By Dustin Rowles | TV | May 1, 2023 |
By Dustin Rowles | TV | May 1, 2023 |
I don’t know why I ended up being the person on staff who covered Netflix’s Firefly Lane, other than the fact that I love Sarah Chalke, Katherine Heigl, and Kristin Hannah… okay, I see why now. Here’s what I will say about the series as a whole: The first season was annoyingly and insufferably watchable. The first half of season two was just annoying and insufferable, and the second half of season two was not very good, but it was very watchable and occasionally affecting.
Spoilers for the second half of season 2
The thing is: Even if you haven’t read the books (and I have not), you know exactly where the series is going to end at the end of the first half of the season when Kate is diagnosed with an aggressive form of breast cancer. The issue is: 1) Can you put yourself through it, and 2) if you do, how hard will the series try to make you cry? I pushed through because I love to punish myself, and I am happy to report that they handled Kate’s death delicately. It’s sad, but it is not overly belabored. Yes, the entire season is about Kate’s diagnosis, her treatment, her relapse, and her coming to terms with her death, but the point between when all hope is lost and her death — the most painful few days, weeks, or months — is blissfully short.
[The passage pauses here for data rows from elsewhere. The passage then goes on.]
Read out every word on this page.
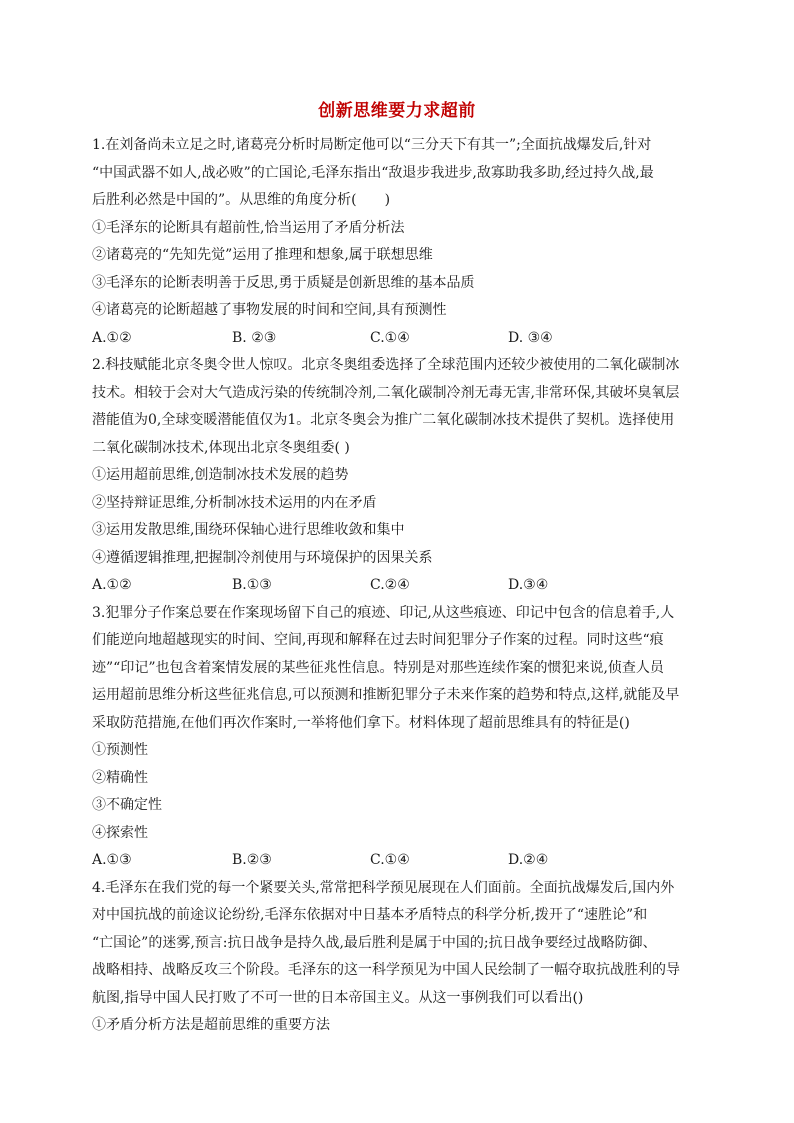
创新思维要力求超前
1.在刘备尚未立足之时,诸葛亮分析时局断定他可以“三分天下有其一”;全面抗战爆发后,针对
“中国武器不如人,战必败”的亡国论,毛泽东指出“敌退步我进步,敌寡助我多助,经过持久战,最
后胜利必然是中国的”。从思维的角度分析(　　)
①毛泽东的论断具有超前性,恰当运用了矛盾分析法
②诸葛亮的“先知先觉”运用了推理和想象,属于联想思维
③毛泽东的论断表明善于反思,勇于质疑是创新思维的基本品质
④诸葛亮的论断超越了事物发展的时间和空间,具有预测性
A.①②	B. ②③	C.①④	D. ③④
2.科技赋能北京冬奥令世人惊叹。北京冬奥组委选择了全球范围内还较少被使用的二氧化碳制冰
技术。相较于会对大气造成污染的传统制冷剂,二氧化碳制冷剂无毒无害,非常环保,其破坏臭氧层
潜能值为0,全球变暖潜能值仅为1。北京冬奥会为推广二氧化碳制冰技术提供了契机。选择使用
二氧化碳制冰技术,体现出北京冬奥组委( )
①运用超前思维,创造制冰技术发展的趋势
②坚持辩证思维,分析制冰技术运用的内在矛盾
③运用发散思维,围绕环保轴心进行思维收敛和集中
④遵循逻辑推理,把握制冷剂使用与环境保护的因果关系
A.①②	B.①③	C.②④	D.③④
3.犯罪分子作案总要在作案现场留下自己的痕迹、印记,从这些痕迹、印记中包含的信息着手,人
们能逆向地超越现实的时间、空间,再现和解释在过去时间犯罪分子作案的过程。同时这些“痕
迹”“印记”也包含着案情发展的某些征兆性信息。特别是对那些连续作案的惯犯来说,侦查人员
运用超前思维分析这些征兆信息,可以预测和推断犯罪分子未来作案的趋势和特点,这样,就能及早
采取防范措施,在他们再次作案时,一举将他们拿下。材料体现了超前思维具有的特征是()
①预测性
②精确性
③不确定性
④探索性
A.①③	B.②③	C.①④	D.②④
4.毛泽东在我们党的每一个紧要关头,常常把科学预见展现在人们面前。全面抗战爆发后,国内外
对中国抗战的前途议论纷纷,毛泽东依据对中日基本矛盾特点的科学分析,拨开了“速胜论”和
“亡国论”的迷雾,预言:抗日战争是持久战,最后胜利是属于中国的;抗日战争要经过战略防御、
战略相持、战略反攻三个阶段。毛泽东的这一科学预见为中国人民绘制了一幅夺取抗战胜利的导
航图,指导中国人民打败了不可一世的日本帝国主义。从这一事例我们可以看出()
①矛盾分析方法是超前思维的重要方法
The only time I shed a tear was not when Kate died (which she does in the final episode while staring out into a body of water and reminiscing about several nice moments in her life) but during the cruel fake-out at the end of the penultimate episode. After Kate’s relapse, Tully tries to get her into a medical trial. At the end of the episode, Kate and Tully are hugging and celebrating because Kate had been accepted into a trial at the Mayo Clinic. The episode flashes forward ten years to the wedding of Kate’s daughter, Marah. Several episodes in the back half of the season give us a glimpse of Marah’s wedding. Kate is never seen, so we assume that she doesn’t make it. However, in this particular flash-forward, we see Kate and Tully talking ahead of the ceremony. I was so happy to see that Kate had lived, until the next episode when we learn that Kate’s cancer is terminal and Tully is actually having a conversation with the ghost of Kate.
It’s a real jerk move for Firefly Lane to slowly lead us down a path toward Kate’s death, trick us into believing that she survived to see her daughter’s wedding, and then pull the rug out from beneath us to reveal that she’s been dead for a decade.
But here’s the good news: After Kate and Tully’s falling out at the end of the first half of the season, they reconcile in the first episode back (although, a year has passed on the series). Kate also lives long enough to remarry her ex-husband Johnny. Tully and her on-again, off-again boyfriend, Danny, end up together, at least in the present timeline (it’s unclear if they are together in 10 years). Marah gets married, but we do not see if Johnny remarried in the future. Before Kate dies, she also strengthens her relationship with her mom, Margie, who interestingly develops a friendship with Tully’s mom, Cloud.
The teenage storyline is about Kate and Tully’s experience in a high-school production of Romeo and Juliet, where Kate ends up playing Romeo at the last minute because the actor who was supposed to play him backed out midway through the production, because Cloud was high and kept interrupting from the audience. The twentysomething storyline, meanwhile, was about Johnny and Kate’s first courtship and wedding, which was juxtaposed nicely with their second wedding. Also, Tully and Danny’s initial on-again, off-again romance is juxtaposed with their present on-again, off-again romance.
Final Verdict: The series is about 8 episodes too long, the wigs are uniformly awful, and the writing is barely worthy of Lifetime, but it works in fits and starts thanks to Sarah Chalke and Katherine Heigl and the believable friendship between their characters. Despite its many flaws, fans of the first season will likely find enough to enjoy in the second season of Firefly Lane.
The Future of ‘Firefly Lane’ — This is it. There will be no season three. Netflix only renewed Firefly Lane for two seasons.